Former Kimberley Diamonds executive arrested for allegedly misleading Australian stock exchange

Former Kimberley Diamonds executive arrested for allegedly misleading Australian stock exchange

The former chief executive of an ASX-listed diamond exploration company has been arrested in Sydney for allegedly misleading the Australian Securities Exchange.

Alexandre Alexander, the former chief executive of Kimberley Diamonds, has been charged with four offences relating to false and misleading statements under the Corporations Act.

Each offence carries a maximum penalty of five years in jail along with a $34,000 fine.

The behaviour is alleged to have occurred between October 2013 and March 2014 in Kimberley Diamond’s future earnings forecasts.

The Commonwealth Director of Public Prosecutions alleges statements to the ASX that were authorised by Alexander were false and misleading because they failed to disclose the company’s earnings forecast assumed a 30% increase in the value of its rare yellow diamonds due to a confidential deal with Tiffany & Co.
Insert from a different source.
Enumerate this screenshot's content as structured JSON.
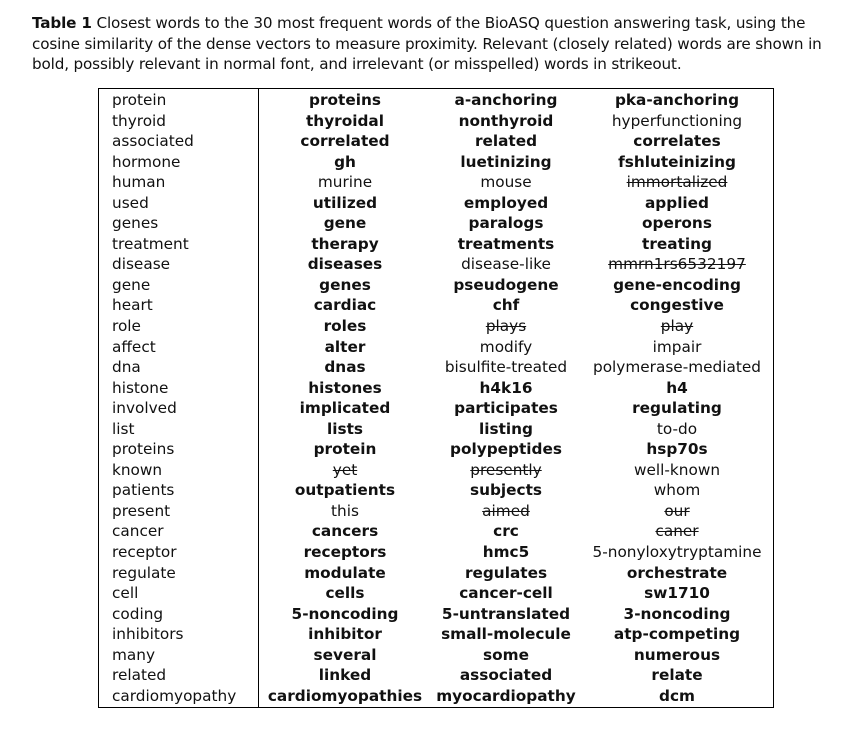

Alexander was arrested by the Australian Federal Police at Sydney airport yesterday morning while returning from a trip overseas.

The former chief executive appeared at Sydney’s Central Local Court via video link later the same day.

Alexander was granted bail subject to strict restrictions, including surrendering his passport to the Australian Securities and Investments Commission.

The matter was adjourned and is due to be back in court in November.

Kimberley Diamonds is an Australian-based company with assets in Botswana and Spain.

Its largest diamond-producing mine is located in Ellendale in Western Australia and is the world’s main source of rare yellow diamonds.

Ursula Hogben, principal and general counsel at law firm LegalVision, told SmartCompany making forward-looking statements is one of the riskiest things a company can do.

“The ASX continuous disclosure rules permit a company to keep a deal confidential, in certain circumstances including while it is still uncertain,” Hogben says.

“That’s commercially sensible and the ASX listing rules allow that. But you have to set out the facts your forward-looking statements are based on. That would be the correct path of balancing confidentiality on the one hand and giving the market proper information on the other.”

Hogben says it is crucial for business owners to check their financial statements very carefully with their chief financial officer and accountant to understand what they are based on and set out the reasoning behind any assumptions.

SmartCompany contacted Kimberley Diamonds but did not receive a response prior to publication.